Темное торжество - Ла Фиверс Робин - Страница 18
- Предыдущая
- 18/21
- Следующая
Я отстраняюсь от решетки и снова прижимаюсь к стене. И это вся тюрьма, долженствующая удержать пленного рыцаря? Всего-то четыре запертые двери, по крайней мере две из которых открываются одним и тем же ключом, и дряхлый старец на страже? Да жив ли он вообще, этот узник, гадаю я, после чего едва не смеюсь над праздностью вопроса. Ну конечно он жив. Ведь не ради мертвого тела тут стража поставили? Даже такую дряхлую и немощную горгулью.
Разве только чтобы увериться – никто не сможет выведать, что он мертв.
Затаив дыхание, я устремляю свои чувства в сторону запертой двери. И слышу, как ровно и сильно стучит сердце кривобокого караульщика. А за запертой дверью гораздо тише и медленней бьется еще одно сердце. Итак, рыцарь жив. Ну, пока жив.
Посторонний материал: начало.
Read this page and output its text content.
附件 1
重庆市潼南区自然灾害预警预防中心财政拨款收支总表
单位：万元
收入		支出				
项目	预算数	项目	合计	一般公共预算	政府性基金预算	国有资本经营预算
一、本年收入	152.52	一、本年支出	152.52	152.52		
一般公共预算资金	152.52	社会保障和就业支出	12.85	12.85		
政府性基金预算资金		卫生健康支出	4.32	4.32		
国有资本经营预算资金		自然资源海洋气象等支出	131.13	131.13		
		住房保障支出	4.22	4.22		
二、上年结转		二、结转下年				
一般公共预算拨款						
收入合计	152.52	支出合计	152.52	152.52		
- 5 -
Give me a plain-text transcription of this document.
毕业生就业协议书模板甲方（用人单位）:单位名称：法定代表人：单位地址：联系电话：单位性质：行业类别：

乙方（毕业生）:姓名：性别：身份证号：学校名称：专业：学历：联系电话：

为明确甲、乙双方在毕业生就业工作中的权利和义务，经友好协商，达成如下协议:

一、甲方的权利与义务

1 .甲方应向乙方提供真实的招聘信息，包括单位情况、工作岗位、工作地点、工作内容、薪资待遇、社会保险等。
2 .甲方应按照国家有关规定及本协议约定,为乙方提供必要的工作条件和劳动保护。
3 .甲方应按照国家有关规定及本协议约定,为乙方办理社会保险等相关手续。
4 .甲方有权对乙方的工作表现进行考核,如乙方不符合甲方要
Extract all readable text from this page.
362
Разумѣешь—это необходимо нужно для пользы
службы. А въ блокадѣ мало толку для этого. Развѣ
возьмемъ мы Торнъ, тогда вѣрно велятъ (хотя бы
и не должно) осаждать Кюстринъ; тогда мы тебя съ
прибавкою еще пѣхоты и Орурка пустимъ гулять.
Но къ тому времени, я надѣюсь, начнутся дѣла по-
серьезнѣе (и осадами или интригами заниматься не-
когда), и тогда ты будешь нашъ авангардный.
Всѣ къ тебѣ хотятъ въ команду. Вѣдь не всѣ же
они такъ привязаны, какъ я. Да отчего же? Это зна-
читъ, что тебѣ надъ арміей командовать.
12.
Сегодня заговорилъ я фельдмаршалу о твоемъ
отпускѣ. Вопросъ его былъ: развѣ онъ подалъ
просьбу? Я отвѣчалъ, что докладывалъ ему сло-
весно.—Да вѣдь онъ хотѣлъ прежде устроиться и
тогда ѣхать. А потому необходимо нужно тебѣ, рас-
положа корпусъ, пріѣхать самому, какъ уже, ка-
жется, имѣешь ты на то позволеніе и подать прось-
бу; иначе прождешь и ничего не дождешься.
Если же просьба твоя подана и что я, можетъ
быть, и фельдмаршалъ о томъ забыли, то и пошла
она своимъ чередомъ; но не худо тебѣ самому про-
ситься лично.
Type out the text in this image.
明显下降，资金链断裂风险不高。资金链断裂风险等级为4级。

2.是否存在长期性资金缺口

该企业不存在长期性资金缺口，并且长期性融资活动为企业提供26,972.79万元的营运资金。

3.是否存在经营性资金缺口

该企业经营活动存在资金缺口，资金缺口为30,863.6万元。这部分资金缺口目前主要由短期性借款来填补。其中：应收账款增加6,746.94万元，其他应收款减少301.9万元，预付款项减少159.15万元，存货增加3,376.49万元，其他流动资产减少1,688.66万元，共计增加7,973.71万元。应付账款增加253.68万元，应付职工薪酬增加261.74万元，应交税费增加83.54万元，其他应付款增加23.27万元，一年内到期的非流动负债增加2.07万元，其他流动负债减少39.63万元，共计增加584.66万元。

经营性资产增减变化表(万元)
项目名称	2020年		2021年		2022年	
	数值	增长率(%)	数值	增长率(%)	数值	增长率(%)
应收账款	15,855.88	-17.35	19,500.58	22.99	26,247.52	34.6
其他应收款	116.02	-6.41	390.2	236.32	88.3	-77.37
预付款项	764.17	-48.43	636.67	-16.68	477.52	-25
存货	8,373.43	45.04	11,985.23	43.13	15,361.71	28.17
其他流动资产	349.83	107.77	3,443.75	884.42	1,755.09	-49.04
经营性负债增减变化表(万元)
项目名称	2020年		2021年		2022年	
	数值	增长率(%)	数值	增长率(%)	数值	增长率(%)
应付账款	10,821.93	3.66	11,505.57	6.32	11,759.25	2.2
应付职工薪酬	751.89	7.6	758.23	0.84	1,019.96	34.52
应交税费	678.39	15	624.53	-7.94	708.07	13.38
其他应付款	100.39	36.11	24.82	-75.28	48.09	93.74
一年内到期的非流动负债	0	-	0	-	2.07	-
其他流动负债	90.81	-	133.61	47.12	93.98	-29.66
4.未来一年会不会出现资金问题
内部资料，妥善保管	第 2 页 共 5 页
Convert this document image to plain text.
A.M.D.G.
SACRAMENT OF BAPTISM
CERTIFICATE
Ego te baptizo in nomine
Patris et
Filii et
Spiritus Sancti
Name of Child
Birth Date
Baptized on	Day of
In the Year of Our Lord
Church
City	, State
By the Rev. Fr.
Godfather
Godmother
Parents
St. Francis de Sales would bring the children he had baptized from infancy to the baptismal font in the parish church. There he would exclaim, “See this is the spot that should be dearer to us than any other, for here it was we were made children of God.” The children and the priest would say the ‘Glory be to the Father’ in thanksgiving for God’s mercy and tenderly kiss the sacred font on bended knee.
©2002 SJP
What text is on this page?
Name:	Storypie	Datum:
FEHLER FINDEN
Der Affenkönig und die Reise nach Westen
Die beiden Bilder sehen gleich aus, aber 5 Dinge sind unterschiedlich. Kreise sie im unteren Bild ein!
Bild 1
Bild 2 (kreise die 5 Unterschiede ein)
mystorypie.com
Ни дать ни взять ощутив прикосновение моего ищущего разума, пленник стонет.
Маленький страж ковыляет к двери и что-то гортанно бурчит сквозь прутья решетки. Узник стонет громче, и до меня доносится звяканье тяжелых цепей. Стало быть, он закован. Вот они, кандалы, которыми якобы гремят призраки!
Я наблюдаю еще некоторое время, пытаясь как-то разгадать распорядок дня караульщика: когда он ложится почивать, сколько времени спит и выходит ли отсюда вообще… Нет, не выходит. Он мочится в ведро, стоящее в дальнем углу. У стены сложены съестные припасы, стоит бочонок с пивом. Время от времени он приближается к двери – поворчать на подопечного, но дразнит его или, наоборот, пытается подбодрить, мне трудно судить.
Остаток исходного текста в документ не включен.